Inilah Yang Menentukan Anda Kaya atau Miskin

 Oleh: Mln. Dian Kamiludin Achmad

وَإِذْ تَأَذَّنَ رَبُّكُمْ لَئِنْ شَكَرْتُمْ لَأَزِيدَنَّكُمْ وَلَئِنْ كَفَرْتُمْ إِنَّ عَذَابِي لَشَدِيدٌ

Dan ketika Tuhan engkau mengumumkan, “Jika kamu bersyukur, [1455] pasti Aku akan menambahkan lebih banyak padamu; dan jika kamu tidak mensyukuri, sesungguhnya azab-Ku amat keras.” [1]

Penjelasan 1455:

Syukr  (syukur) itu tiga macam :

Dengan hati atau pikiran, ialah dengan satu pengertian yang tepat dalam hati mengenai manfaat yang diperolehnya

Dengan lidah, ialah dengan memuji-muji, menyanjung atau memuliakan orang yang berbuat kebaikan.

Dengan anggota-anggota badan, ialah dengan membalas kebaikan yang diterima setimpal dengan jasa itu.

Syukr  bersitumpu pada lima dasar :

kerendahan hati dari orang yang menyatakan syukur itu kepada dia, yang kepadanya syukur itu dinyatakan,

kecintaan terhadapnya,

pengakuan tentang jasa yang dia berikan,

sanjungan terhadapnya untuk itu,

tidak mempergunakan jasa itu dengan cara yang ia (orang yang telah memberikan nya) tidak akan menyukainya.

Itulah syukr  dari pihak manusia. Syukr  dari pihak Tuhan ialah dengan mengampuni sese-orang atau memujinya atau merasa puas terhadapnya, berkemauan baik untuknya atau senang kepadanya, dan oleh karena itu merasa perlu memberi imbalan atau mengganjarkan nya (Lane). Kita hanya dapat benar-benar bersyukur kepada Tuhan, bila kita memperguna kan segala pemberian-Nya dengan tepat.[2]

Rasa syukur ini membuat kita kaya atau miskin… Koq bisa?

Karena jika kita bersyukur maka sesuai ayat tersebut (QS. Ibrahim ayat 7), Allah subhaanahu wa ta’ala akan menambah dan melimpahkan banyak lagi rezeki dan karunia-Nya untuk kita.

Tetapi jika kita kufur nikmat/tidak bersyukur, maka di akhir ayat tersebut disebutkan bahwa azab Allah subhaanahu wa ta’ala itu amat keras, jangankan dapat tambahan rezeki atau karunia-Nya, justru azablah yang kita dapatkan.

Bagaimana bisa rasa syukur menentukan kita menjadi miskin atau kaya, bukankah kekayaan atau kemiskinan bisa terlihat dari harta yang dimiliki?

Ya, secara zahir dan kebanyakan orang memang mengukur satu kekayaan hanya dari harta, dari mewahnya bangunan yang ia miliki, mobil yang berjejer atau bahkan terlihat dari pakaiannya yang branded.

Namun, kebanyakan manusia lupa bahwa sejatinya kaya atau miskin ditentukan oleh dirinya sendiri bukan dari harta yang melimpah.

Coba kita telusuri orang-orang yang terjerat kasus korupsi, apakah mereka adalah orang-orang yang tidak berpunya atau tidak memiliki apapun?

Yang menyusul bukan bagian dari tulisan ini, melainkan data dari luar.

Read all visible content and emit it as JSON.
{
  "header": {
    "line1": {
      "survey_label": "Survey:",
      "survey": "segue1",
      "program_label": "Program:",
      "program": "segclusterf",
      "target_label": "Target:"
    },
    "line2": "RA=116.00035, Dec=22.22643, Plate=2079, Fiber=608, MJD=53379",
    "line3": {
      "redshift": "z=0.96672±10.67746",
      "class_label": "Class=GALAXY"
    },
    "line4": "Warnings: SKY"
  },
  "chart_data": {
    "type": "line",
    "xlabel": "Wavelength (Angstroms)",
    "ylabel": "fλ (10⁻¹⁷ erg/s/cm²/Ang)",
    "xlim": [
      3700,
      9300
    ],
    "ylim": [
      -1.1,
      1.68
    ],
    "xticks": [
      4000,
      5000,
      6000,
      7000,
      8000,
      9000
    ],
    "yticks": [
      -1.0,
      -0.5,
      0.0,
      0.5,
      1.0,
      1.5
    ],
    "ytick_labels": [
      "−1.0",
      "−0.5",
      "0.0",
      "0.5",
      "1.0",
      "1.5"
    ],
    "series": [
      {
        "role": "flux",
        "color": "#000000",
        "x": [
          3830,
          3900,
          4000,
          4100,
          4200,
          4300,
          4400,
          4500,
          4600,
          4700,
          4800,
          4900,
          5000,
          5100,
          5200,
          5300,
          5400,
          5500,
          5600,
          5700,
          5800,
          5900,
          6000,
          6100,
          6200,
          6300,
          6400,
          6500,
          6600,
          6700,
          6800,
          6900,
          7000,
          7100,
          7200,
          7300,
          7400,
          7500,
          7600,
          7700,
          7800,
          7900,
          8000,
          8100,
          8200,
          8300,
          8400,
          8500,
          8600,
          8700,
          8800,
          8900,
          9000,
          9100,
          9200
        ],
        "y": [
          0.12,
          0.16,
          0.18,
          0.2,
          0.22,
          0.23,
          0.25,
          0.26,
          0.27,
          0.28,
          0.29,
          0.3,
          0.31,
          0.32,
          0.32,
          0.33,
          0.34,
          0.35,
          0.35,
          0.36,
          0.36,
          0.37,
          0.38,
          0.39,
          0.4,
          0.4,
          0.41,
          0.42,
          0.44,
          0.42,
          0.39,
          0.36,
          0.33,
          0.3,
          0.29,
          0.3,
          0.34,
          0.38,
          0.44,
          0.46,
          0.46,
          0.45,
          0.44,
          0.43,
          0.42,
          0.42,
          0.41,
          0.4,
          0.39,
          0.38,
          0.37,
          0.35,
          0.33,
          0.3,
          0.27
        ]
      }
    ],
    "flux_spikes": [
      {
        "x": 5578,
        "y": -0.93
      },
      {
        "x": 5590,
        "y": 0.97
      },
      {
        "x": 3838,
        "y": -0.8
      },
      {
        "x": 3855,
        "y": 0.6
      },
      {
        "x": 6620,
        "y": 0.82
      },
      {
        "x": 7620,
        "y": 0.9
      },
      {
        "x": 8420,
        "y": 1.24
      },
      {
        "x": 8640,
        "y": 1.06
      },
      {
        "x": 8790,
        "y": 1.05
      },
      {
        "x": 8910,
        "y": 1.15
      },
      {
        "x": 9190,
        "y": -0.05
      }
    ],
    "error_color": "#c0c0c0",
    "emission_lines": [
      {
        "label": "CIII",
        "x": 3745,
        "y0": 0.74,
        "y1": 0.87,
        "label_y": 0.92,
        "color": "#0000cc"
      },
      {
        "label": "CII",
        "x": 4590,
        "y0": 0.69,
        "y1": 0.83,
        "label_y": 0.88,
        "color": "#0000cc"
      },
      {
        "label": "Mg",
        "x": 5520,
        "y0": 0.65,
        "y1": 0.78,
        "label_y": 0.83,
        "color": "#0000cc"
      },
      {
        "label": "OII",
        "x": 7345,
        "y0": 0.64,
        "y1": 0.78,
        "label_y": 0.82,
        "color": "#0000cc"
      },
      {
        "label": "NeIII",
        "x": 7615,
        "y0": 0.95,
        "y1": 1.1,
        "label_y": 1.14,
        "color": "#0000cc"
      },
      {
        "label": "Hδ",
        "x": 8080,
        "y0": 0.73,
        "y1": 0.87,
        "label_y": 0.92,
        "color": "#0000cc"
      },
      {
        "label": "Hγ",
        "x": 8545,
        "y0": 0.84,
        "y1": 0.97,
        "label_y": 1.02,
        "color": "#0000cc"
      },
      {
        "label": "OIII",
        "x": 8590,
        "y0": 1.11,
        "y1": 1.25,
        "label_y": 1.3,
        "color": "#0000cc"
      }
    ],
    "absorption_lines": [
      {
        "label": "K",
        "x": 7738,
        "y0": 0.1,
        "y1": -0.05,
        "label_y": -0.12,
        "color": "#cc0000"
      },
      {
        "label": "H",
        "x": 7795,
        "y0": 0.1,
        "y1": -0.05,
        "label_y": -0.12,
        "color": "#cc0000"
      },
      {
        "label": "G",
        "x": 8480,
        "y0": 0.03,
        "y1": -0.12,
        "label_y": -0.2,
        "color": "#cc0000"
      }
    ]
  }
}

Tidak sama sekali, mereka adalah orang-orang yang memakai jas mewah yang duduk di singgasana kursi dengan title yang tinggi, rumah dan mobil mewah bukan lagi untuk memenuhi kebutuhan namun itu semua mereka jadikan sebagai koleksi pribadi.

Lalu, jika harta melimpah sudah mereka miliki, kenapa mereka masih melakukan korupsi seolah-olah mereka adalah orang-orang yang miskin.

Inilah contoh riil yang kita bisa ketahui bersama, kenapa bisa terjadi seperti itu?

Karena di dalam diri mereka tidaklah ada rasa syukur, sehingga walau secara nyata harta mereka melimpah, kekayaan mereka telah miliki namun hati mereka miskin, karena masih saja terus merasa kurang dan tidak puas

Sedangkan di belahan bumi lain, kita lihat banyak mereka yang kurang beruntung, jangankan mobil atau harta melimpah, bahkan rumah untuk tinggal pun mereka tidak memilikinya, namun ada beberapa dari mereka yang masih tetap bisa berbagi bahkan mereka adalah orang-orang yang sangat jujur dalam menjalani kehidupannya.

Nah, jadi intinya bahwa kunci yang menentukan kita kaya atau miskin adalah dengan rasa syukur itu. Selama kita bersyukur, rezeki yang Allah subhaanahu wa ta’ala anugerahkan kepada kita, kita akan merasa puas dan cukup atas itu semua. Sehingga Allah Ta’ala pun akan menambah nikmat, karunia dan rezeki-Nya untuk kita.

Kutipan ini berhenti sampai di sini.